Matt Leo

Philadelphia Eagles
- Title: Player development assistant

Personal information
- Born: 8 May 1992 (age 34) Adelaide, South Australia
- Listed height: 6 ft 7 in (2.01 m)
- Listed weight: 280 lb (127 kg)

Career information
- High school: St Michael’s College (Adelaide)
- College: Iowa State
- NFL draft: 2020: undrafted
- CFL draft: 2021G: 4th round, 35th overall pick

Career history

Playing
- Philadelphia Eagles (2020–2022)*;
- * Offseason and/or practice squad member only

Coaching
- Philadelphia Eagles (2023) Defensive / football operations assistant; Philadelphia Eagles (2024–present) Player development assistant;
- Stats at Pro Football Reference

= Matt Leo =

Australian player of American football (born 1992)

Matthew Leo (born 8 May 1992) is an Australian former American football defensive end and coach who is a player development assistant for the Philadelphia Eagles of the National Football League (NFL). He played college football for the Iowa State Cyclones and spent three seasons with the Eagles as a player, joining them through the International Player Pathway Program (IPPP).

==Early life and education==
Matthew Leo was born on 8 May 1992 in Adelaide, South Australia, and raised in the suburb of Semaphore. He played Australian rules football for St Michael's College, Adelaide, in year 10. However his passion was rugby league and he played for a club in Adelaide. Matt is of Rotuman descent from his paternal side.

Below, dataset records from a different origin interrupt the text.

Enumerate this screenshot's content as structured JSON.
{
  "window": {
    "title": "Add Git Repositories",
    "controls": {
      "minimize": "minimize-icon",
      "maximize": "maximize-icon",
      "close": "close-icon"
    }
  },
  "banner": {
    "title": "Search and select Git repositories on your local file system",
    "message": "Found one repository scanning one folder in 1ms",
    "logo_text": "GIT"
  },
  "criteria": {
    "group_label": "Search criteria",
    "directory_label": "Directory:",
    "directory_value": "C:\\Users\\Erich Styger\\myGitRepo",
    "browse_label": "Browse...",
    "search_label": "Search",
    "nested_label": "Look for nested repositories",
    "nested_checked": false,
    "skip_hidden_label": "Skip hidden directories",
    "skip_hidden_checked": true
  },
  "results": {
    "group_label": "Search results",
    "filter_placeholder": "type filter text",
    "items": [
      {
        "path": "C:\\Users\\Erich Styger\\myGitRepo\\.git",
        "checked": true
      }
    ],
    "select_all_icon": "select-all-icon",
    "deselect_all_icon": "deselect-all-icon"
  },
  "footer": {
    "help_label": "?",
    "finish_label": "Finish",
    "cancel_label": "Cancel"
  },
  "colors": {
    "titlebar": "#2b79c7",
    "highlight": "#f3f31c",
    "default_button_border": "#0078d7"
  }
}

He worked as a plumber before playing American football professionally. He went to college at Arizona Western College before going to Iowa State, making his debut at the age of 26. He was a medical redshirt in 2017. He had 33 tackles and 3 sacks in his college football career. He was named first-team Academic All-Big 12 in 2019.

==Professional career==
On 27 April 2020, Leo was allocated to the Philadelphia Eagles as part of the International Player Pathway Program. He was waived during final roster cuts on 4 September 2020, and signed to the practice squad under an international player exemption two days later. He signed a reserve/future contract with the team after the season on 4 January 2021.

Leo was selected by the Edmonton Elks in the fourth round (35th overall) of the 2021 CFL global draft in April 2021. On 4 May 2021, he was given an NFL roster exemption as an international player for a second season.

On 31 August 2021, Leo was waived by the Eagles and re-signed to the practice squad the next day. He signed a reserve/future contract with the Eagles on 18 January 2022.

On 30 August 2022, Leo was waived by the Eagles and signed to the practice squad the next day. On 15 February 2023, Leo signed a reserve/future contract with the Eagles.

==Post-playing career==
On 25 July 2023, Leo announced his retirement from the NFL. Soon after, he was hired as a defensive and football operations assistant on the coaching staff. On 9 June 2024, Leo was promoted to the role of player development assistant.